The year has gotten off to a good start with some new submissions for my book, an expression of interest from a publisher, and a number of inquiries from journalists who are tracking the growing interest in European citizenship from American and British Jews. Two articles linking current politics and the citizenship trend appeared this week: Putting Past Aside, Jews Seek German Citizenship in the Age of Trump and Trump is Driving Some American Jews to Reclaim Citizenship in Europe.

My trip to Cologne fulfilled an important goal for my book: interviewing a federal official responsible for naturalization claims from members of families persecuted during the Nazi era.

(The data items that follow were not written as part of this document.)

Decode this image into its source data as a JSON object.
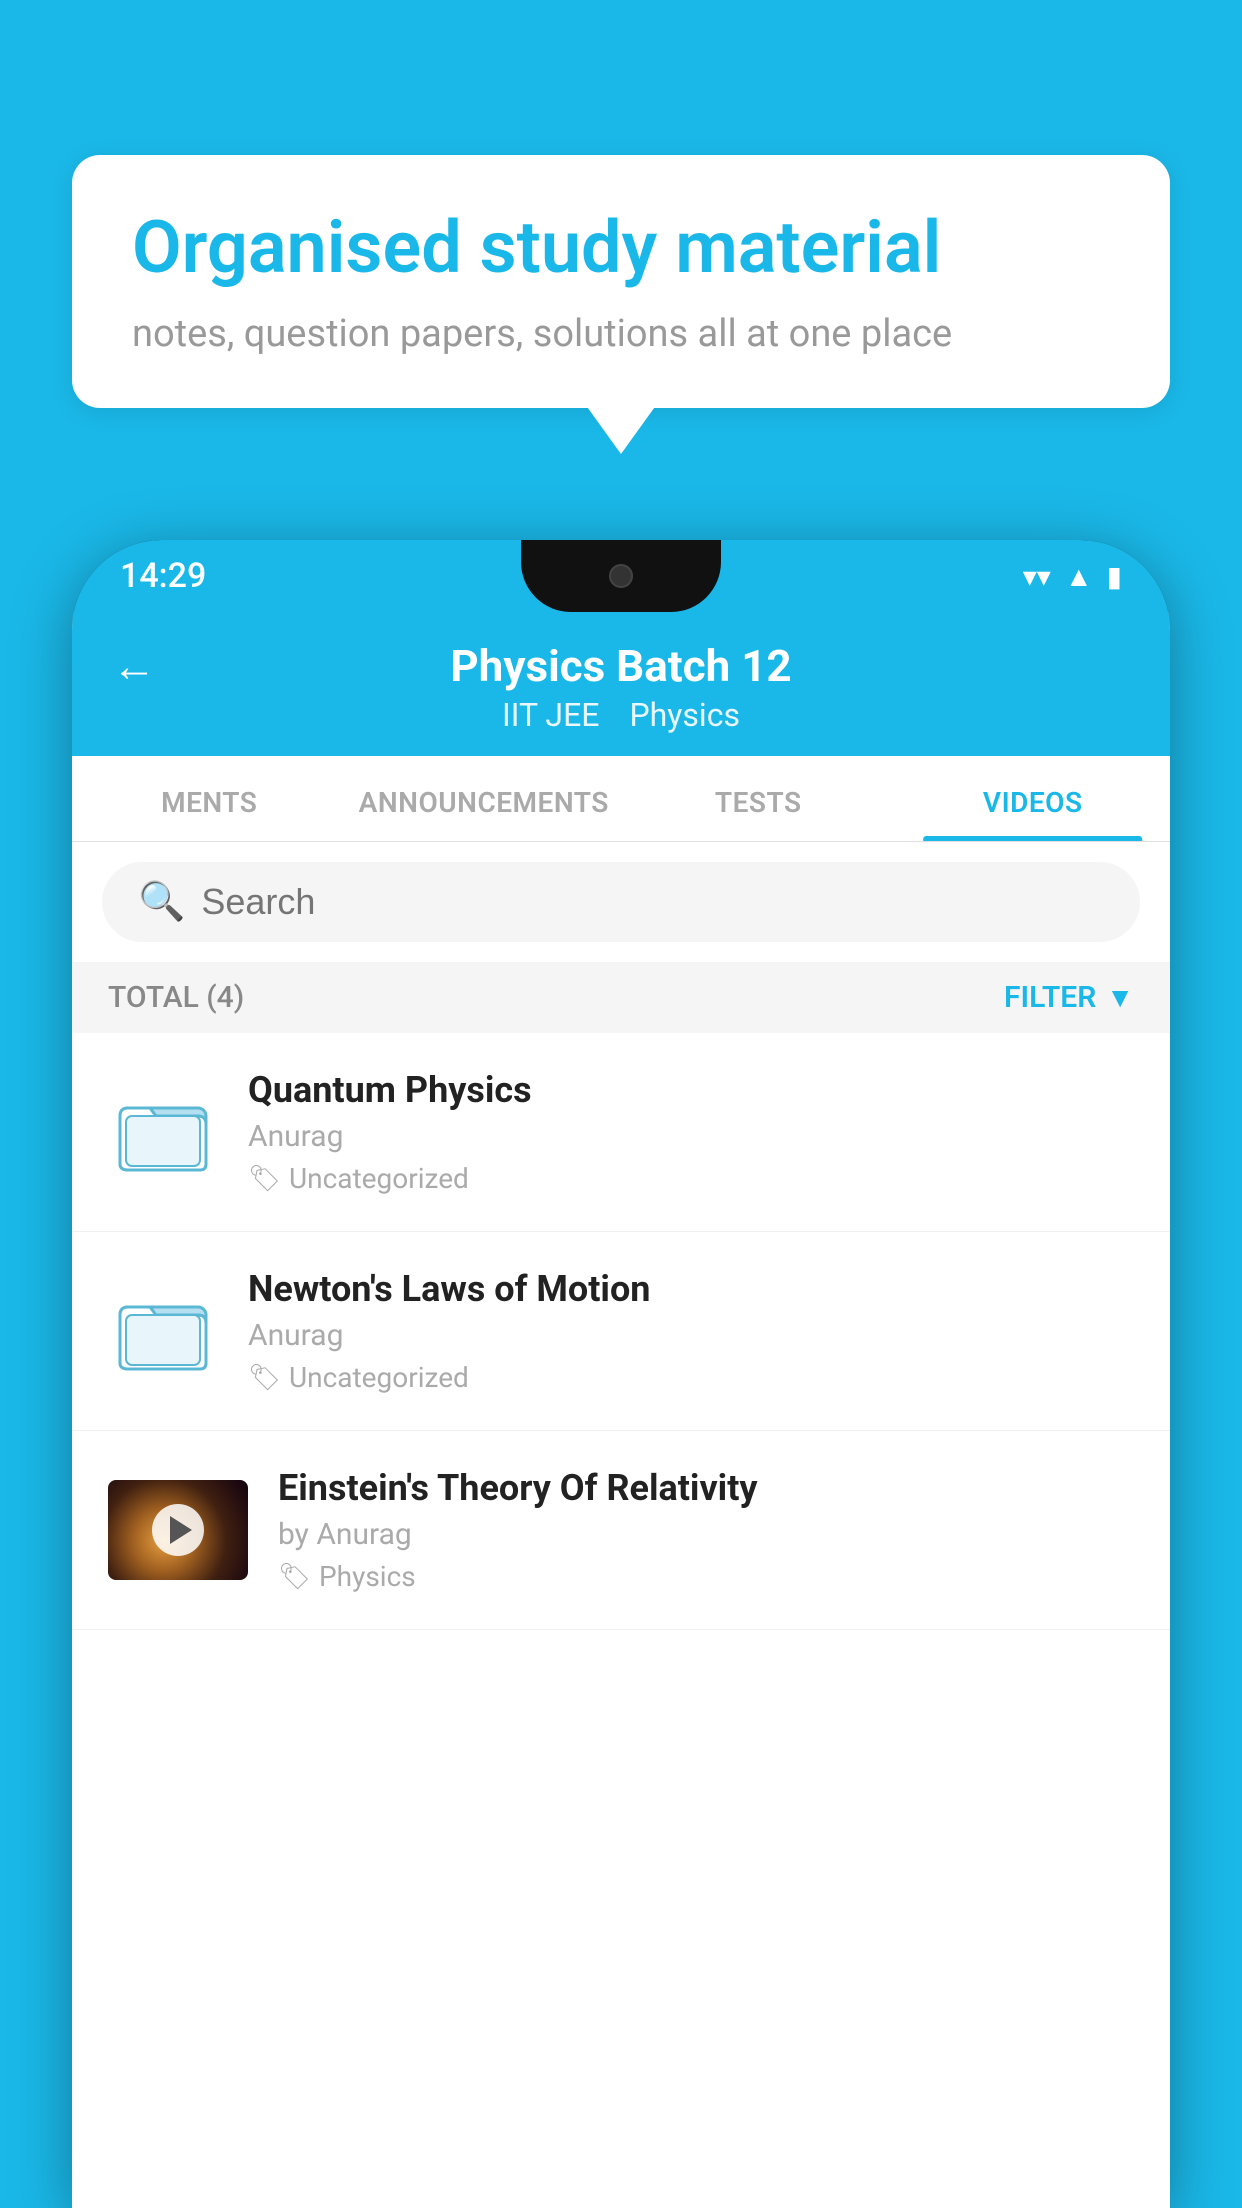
{
  "background_color": "#1ab8e8",
  "speech_bubble": {
    "heading": "Organised study material",
    "subtext": "notes, question papers, solutions all at one place"
  },
  "phone": {
    "status_bar": {
      "time": "14:29",
      "icons": [
        "wifi",
        "signal",
        "battery"
      ]
    },
    "header": {
      "back_label": "←",
      "title": "Physics Batch 12",
      "subtitle_left": "IIT JEE",
      "subtitle_right": "Physics"
    },
    "tabs": [
      {
        "label": "MENTS",
        "active": false
      },
      {
        "label": "ANNOUNCEMENTS",
        "active": false
      },
      {
        "label": "TESTS",
        "active": false
      },
      {
        "label": "VIDEOS",
        "active": true
      }
    ],
    "search": {
      "placeholder": "Search"
    },
    "filter_bar": {
      "total_label": "TOTAL (4)",
      "filter_label": "FILTER"
    },
    "videos": [
      {
        "id": 1,
        "title": "Quantum Physics",
        "author": "Anurag",
        "tag": "Uncategorized",
        "type": "folder",
        "thumbnail": null
      },
      {
        "id": 2,
        "title": "Newton's Laws of Motion",
        "author": "Anurag",
        "tag": "Uncategorized",
        "type": "folder",
        "thumbnail": null
      },
      {
        "id": 3,
        "title": "Einstein's Theory Of Relativity",
        "author": "by Anurag",
        "tag": "Physics",
        "type": "video",
        "thumbnail": "einstein"
      }
    ]
  }
}
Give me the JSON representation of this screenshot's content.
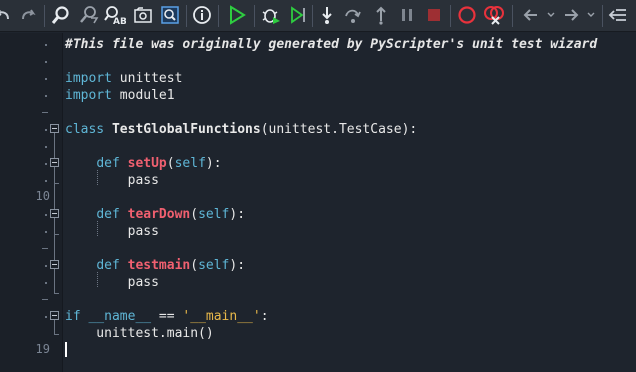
{
  "toolbar": {
    "buttons": [
      {
        "name": "undo-button",
        "icon": "undo-icon"
      },
      {
        "name": "redo-button",
        "icon": "redo-icon"
      },
      {
        "name": "find-button",
        "icon": "search-icon"
      },
      {
        "name": "replace-button",
        "icon": "search-replace-icon"
      },
      {
        "name": "find-in-files-button",
        "icon": "find-in-files-icon"
      },
      {
        "name": "find-in-folder-button",
        "icon": "folder-search-icon"
      },
      {
        "name": "highlight-search-button",
        "icon": "highlight-search-icon"
      },
      {
        "name": "about-button",
        "icon": "info-icon"
      },
      {
        "name": "run-button",
        "icon": "play-icon"
      },
      {
        "name": "debug-button",
        "icon": "bug-icon"
      },
      {
        "name": "run-to-cursor-button",
        "icon": "run-to-cursor-icon"
      },
      {
        "name": "step-into-button",
        "icon": "step-into-icon"
      },
      {
        "name": "step-over-button",
        "icon": "step-over-icon"
      },
      {
        "name": "step-out-button",
        "icon": "step-out-icon"
      },
      {
        "name": "pause-button",
        "icon": "pause-icon"
      },
      {
        "name": "abort-button",
        "icon": "stop-icon"
      },
      {
        "name": "toggle-breakpoint-button",
        "icon": "breakpoint-icon"
      },
      {
        "name": "clear-breakpoints-button",
        "icon": "clear-breakpoints-icon"
      },
      {
        "name": "back-button",
        "icon": "arrow-left-icon"
      },
      {
        "name": "forward-button",
        "icon": "arrow-right-icon"
      },
      {
        "name": "toolbar-options-button",
        "icon": "toolbar-options-icon"
      }
    ]
  },
  "editor": {
    "gutter": {
      "line_numbers": [
        {
          "line": 10,
          "text": "10"
        },
        {
          "line": 19,
          "text": "19"
        }
      ]
    },
    "lines": [
      {
        "n": 1,
        "tokens": [
          {
            "t": "#This file was originally generated by PyScripter's unit test wizard",
            "c": "comment"
          }
        ]
      },
      {
        "n": 2,
        "tokens": []
      },
      {
        "n": 3,
        "tokens": [
          {
            "t": "import",
            "c": "kw"
          },
          {
            "t": " unittest",
            "c": "plain"
          }
        ]
      },
      {
        "n": 4,
        "tokens": [
          {
            "t": "import",
            "c": "kw"
          },
          {
            "t": " module1",
            "c": "plain"
          }
        ]
      },
      {
        "n": 5,
        "tokens": []
      },
      {
        "n": 6,
        "tokens": [
          {
            "t": "class",
            "c": "kw"
          },
          {
            "t": " ",
            "c": "plain"
          },
          {
            "t": "TestGlobalFunctions",
            "c": "cls"
          },
          {
            "t": "(unittest.TestCase):",
            "c": "plain"
          }
        ]
      },
      {
        "n": 7,
        "tokens": []
      },
      {
        "n": 8,
        "tokens": [
          {
            "t": "    ",
            "c": "plain"
          },
          {
            "t": "def",
            "c": "kw"
          },
          {
            "t": " ",
            "c": "plain"
          },
          {
            "t": "setUp",
            "c": "fn"
          },
          {
            "t": "(",
            "c": "plain"
          },
          {
            "t": "self",
            "c": "selfc"
          },
          {
            "t": "):",
            "c": "plain"
          }
        ]
      },
      {
        "n": 9,
        "tokens": [
          {
            "t": "        pass",
            "c": "plain"
          }
        ]
      },
      {
        "n": 10,
        "tokens": []
      },
      {
        "n": 11,
        "tokens": [
          {
            "t": "    ",
            "c": "plain"
          },
          {
            "t": "def",
            "c": "kw"
          },
          {
            "t": " ",
            "c": "plain"
          },
          {
            "t": "tearDown",
            "c": "fn"
          },
          {
            "t": "(",
            "c": "plain"
          },
          {
            "t": "self",
            "c": "selfc"
          },
          {
            "t": "):",
            "c": "plain"
          }
        ]
      },
      {
        "n": 12,
        "tokens": [
          {
            "t": "        pass",
            "c": "plain"
          }
        ]
      },
      {
        "n": 13,
        "tokens": []
      },
      {
        "n": 14,
        "tokens": [
          {
            "t": "    ",
            "c": "plain"
          },
          {
            "t": "def",
            "c": "kw"
          },
          {
            "t": " ",
            "c": "plain"
          },
          {
            "t": "testmain",
            "c": "fn"
          },
          {
            "t": "(",
            "c": "plain"
          },
          {
            "t": "self",
            "c": "selfc"
          },
          {
            "t": "):",
            "c": "plain"
          }
        ]
      },
      {
        "n": 15,
        "tokens": [
          {
            "t": "        pass",
            "c": "plain"
          }
        ]
      },
      {
        "n": 16,
        "tokens": []
      },
      {
        "n": 17,
        "tokens": [
          {
            "t": "if",
            "c": "kw"
          },
          {
            "t": " ",
            "c": "plain"
          },
          {
            "t": "__name__",
            "c": "dunder"
          },
          {
            "t": " == ",
            "c": "plain"
          },
          {
            "t": "'__main__'",
            "c": "str"
          },
          {
            "t": ":",
            "c": "plain"
          }
        ]
      },
      {
        "n": 18,
        "tokens": [
          {
            "t": "    unittest.main()",
            "c": "plain"
          }
        ]
      },
      {
        "n": 19,
        "tokens": []
      }
    ]
  }
}
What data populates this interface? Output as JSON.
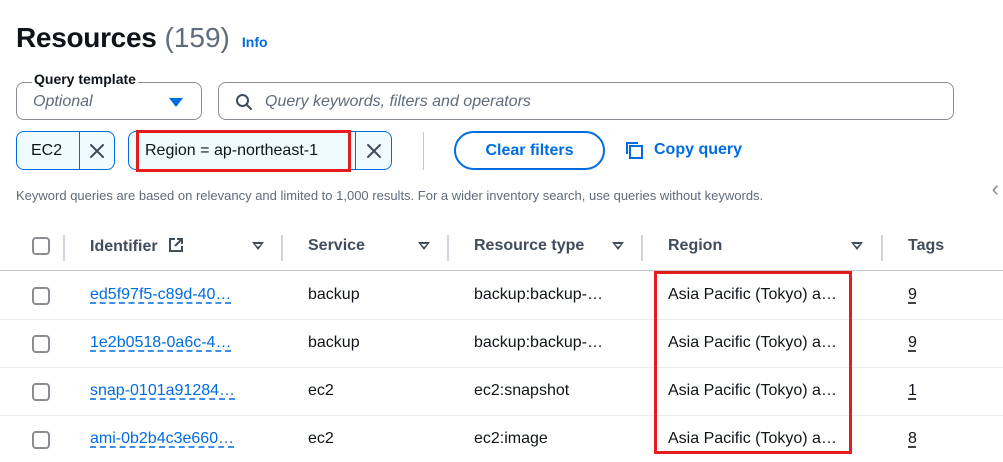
{
  "header": {
    "title": "Resources",
    "count": "(159)",
    "info_label": "Info"
  },
  "query_template": {
    "label": "Query template",
    "placeholder": "Optional"
  },
  "search": {
    "placeholder": "Query keywords, filters and operators"
  },
  "filters": [
    {
      "label": "EC2"
    },
    {
      "label": "Region = ap-northeast-1"
    }
  ],
  "actions": {
    "clear_filters": "Clear filters",
    "copy_query": "Copy query"
  },
  "note": "Keyword queries are based on relevancy and limited to 1,000 results. For a wider inventory search, use queries without keywords.",
  "table": {
    "columns": [
      "Identifier",
      "Service",
      "Resource type",
      "Region",
      "Tags"
    ],
    "rows": [
      {
        "identifier": "ed5f97f5-c89d-40…",
        "service": "backup",
        "resource_type": "backup:backup-…",
        "region": "Asia Pacific (Tokyo) a…",
        "tags": "9"
      },
      {
        "identifier": "1e2b0518-0a6c-4…",
        "service": "backup",
        "resource_type": "backup:backup-…",
        "region": "Asia Pacific (Tokyo) a…",
        "tags": "9"
      },
      {
        "identifier": "snap-0101a91284…",
        "service": "ec2",
        "resource_type": "ec2:snapshot",
        "region": "Asia Pacific (Tokyo) a…",
        "tags": "1"
      },
      {
        "identifier": "ami-0b2b4c3e660…",
        "service": "ec2",
        "resource_type": "ec2:image",
        "region": "Asia Pacific (Tokyo) a…",
        "tags": "8"
      }
    ]
  },
  "colors": {
    "accent": "#006ce0",
    "highlight": "#e51c1c",
    "text": "#0f141a",
    "muted": "#5f6b7a"
  },
  "icons": [
    "search-icon",
    "close-icon",
    "copy-icon",
    "external-link-icon",
    "sort-caret-icon",
    "chevron-left-icon",
    "caret-down-icon"
  ]
}
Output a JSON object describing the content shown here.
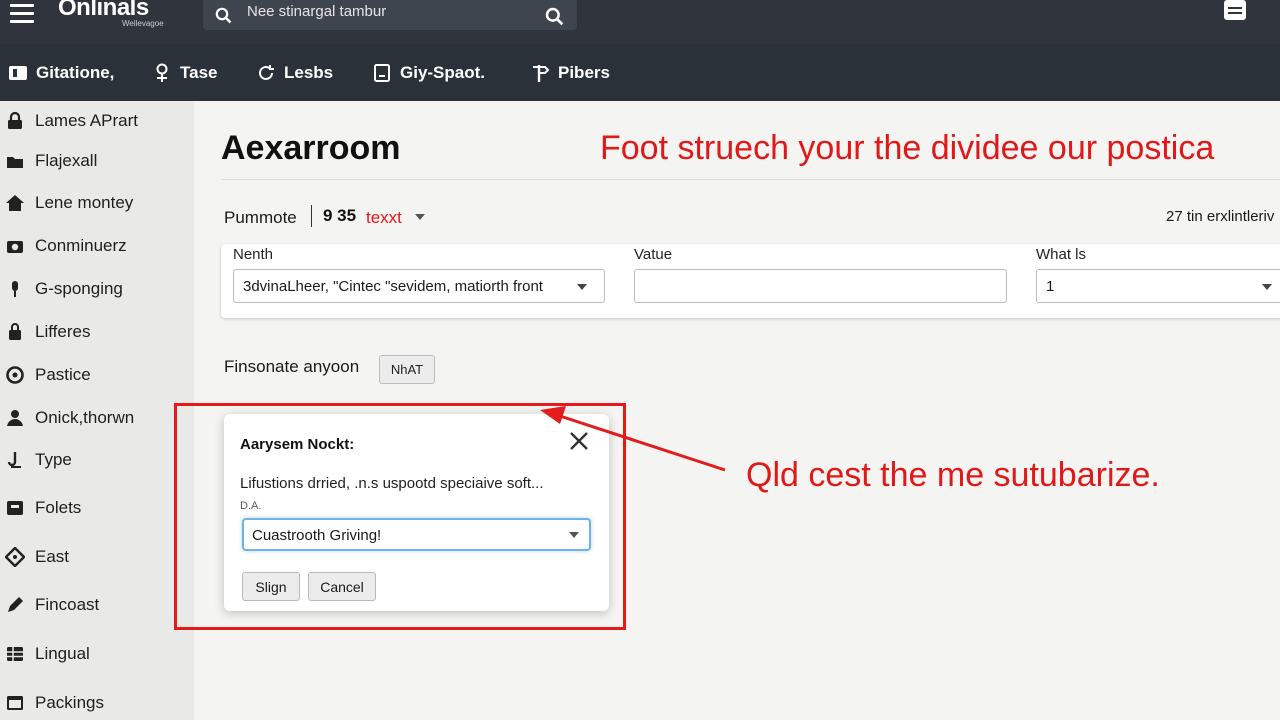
{
  "header": {
    "logo": "Onlinals",
    "logo_sub": "Wellevagoe",
    "search_placeholder": "Nee stinargal tambur"
  },
  "nav": {
    "items": [
      {
        "label": "Gitatione,",
        "icon": "book-icon"
      },
      {
        "label": "Tase",
        "icon": "person-icon"
      },
      {
        "label": "Lesbs",
        "icon": "refresh-icon"
      },
      {
        "label": "Giy-Spaot.",
        "icon": "document-icon"
      },
      {
        "label": "Pibers",
        "icon": "signpost-icon"
      }
    ]
  },
  "sidebar": {
    "items": [
      {
        "label": "Lames APrart",
        "icon": "lock-icon"
      },
      {
        "label": "Flajexall",
        "icon": "folder-icon"
      },
      {
        "label": "Lene montey",
        "icon": "home-icon"
      },
      {
        "label": "Conminuerz",
        "icon": "camera-icon"
      },
      {
        "label": "G-sponging",
        "icon": "microphone-icon"
      },
      {
        "label": "Lifferes",
        "icon": "lock-icon"
      },
      {
        "label": "Pastice",
        "icon": "circle-icon"
      },
      {
        "label": "Onick,thorwn",
        "icon": "user-icon"
      },
      {
        "label": "Type",
        "icon": "hook-icon"
      },
      {
        "label": "Folets",
        "icon": "archive-icon"
      },
      {
        "label": "East",
        "icon": "tag-icon"
      },
      {
        "label": "Fincoast",
        "icon": "pen-icon"
      },
      {
        "label": "Lingual",
        "icon": "grid-icon"
      },
      {
        "label": "Packings",
        "icon": "window-icon"
      }
    ]
  },
  "main": {
    "title": "Aexarroom",
    "promo": "Foot struech your the dividee our postica",
    "filter": {
      "label": "Pummote",
      "number": "9 35",
      "red_text": "texxt"
    },
    "right_count": "27 tin erxlintleriv",
    "form": {
      "field1_label": "Nenth",
      "field1_value": "3dvinaLheer, \"Cintec \"sevidem, matiorth front",
      "field2_label": "Vatue",
      "field2_value": "",
      "field3_label": "What ls",
      "field3_value": "1"
    },
    "person_label": "Finsonate anyoon",
    "person_button": "NhAT"
  },
  "dialog": {
    "title": "Aarysem Nockt:",
    "text": "Lifustions drried, .n.s uspootd speciaive soft...",
    "small": "D.A.",
    "select_value": "Cuastrooth Griving!",
    "sign_button": "Slign",
    "cancel_button": "Cancel"
  },
  "annotation": {
    "text": "Qld cest the me sutubarize.",
    "color": "#e01818"
  },
  "colors": {
    "topbar": "#30353d",
    "navbar": "#2b3139",
    "sidebar": "#e9e9e8",
    "accent_red": "#e01818",
    "focus_blue": "#6fb3e6"
  }
}
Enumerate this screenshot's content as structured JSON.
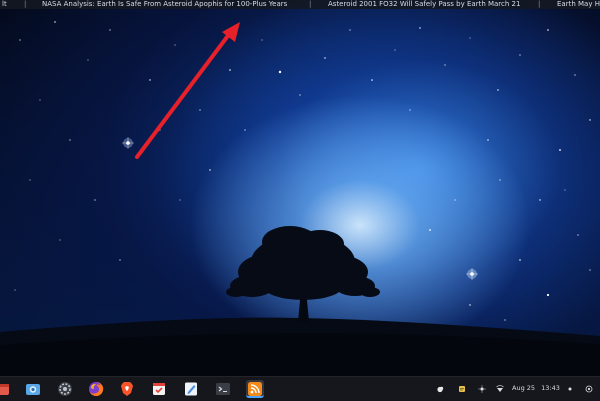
{
  "ticker": {
    "items": [
      "lt",
      "NASA Analysis: Earth Is Safe From Asteroid Apophis for 100-Plus Years",
      "Asteroid 2001 FO32 Will Safely Pass by Earth March 21",
      "Earth May H"
    ],
    "separator": "|"
  },
  "annotation": {
    "arrow_color": "#e8202a"
  },
  "taskbar": {
    "apps": [
      {
        "icon": "files-icon",
        "color": "#e25a4a"
      },
      {
        "icon": "screenshot-icon",
        "color": "#5aa7e8"
      },
      {
        "icon": "settings-icon",
        "color": "#9aa0a8"
      },
      {
        "icon": "firefox-icon",
        "color": "#ff7a1a"
      },
      {
        "icon": "brave-icon",
        "color": "#fb542b"
      },
      {
        "icon": "calendar-icon",
        "color": "#e8e8e8"
      },
      {
        "icon": "text-editor-icon",
        "color": "#4a8fe0"
      },
      {
        "icon": "terminal-icon",
        "color": "#3a3d44"
      },
      {
        "icon": "rss-reader-icon",
        "color": "#f28a1c"
      }
    ],
    "tray": [
      "weather-icon",
      "notes-icon",
      "brightness-icon",
      "network-icon"
    ],
    "clock": {
      "date": "Aug 25",
      "time": "13:43"
    },
    "tray_end": [
      "notification-dot-icon",
      "power-icon"
    ]
  }
}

I felt like I hit the jackpot when I entered an office and found not one, but three Bundesverwaltungsamt officials seated around a table prepared to answer my questions. I had spent a lot of time preparing the questions in German and was pleased to get answers to most of them. The hard part was understanding the full meaning of the responses that covered a fair amount of legal and technical details. I’m grateful to Agnieszka, my friend and colleague who came along to help with interpretation.

The working trip to Cologne also doubled as a quick mother-daughter getaway. We enjoyed lots of sunshine, a Sunday morning stroll along the Rhine, and some great Thai food. I even got to experience what it’s like to be a millennial by taking selfies with Olivia. I’m still working on my technique, but we had fun taking this one in the elevator of our hotel.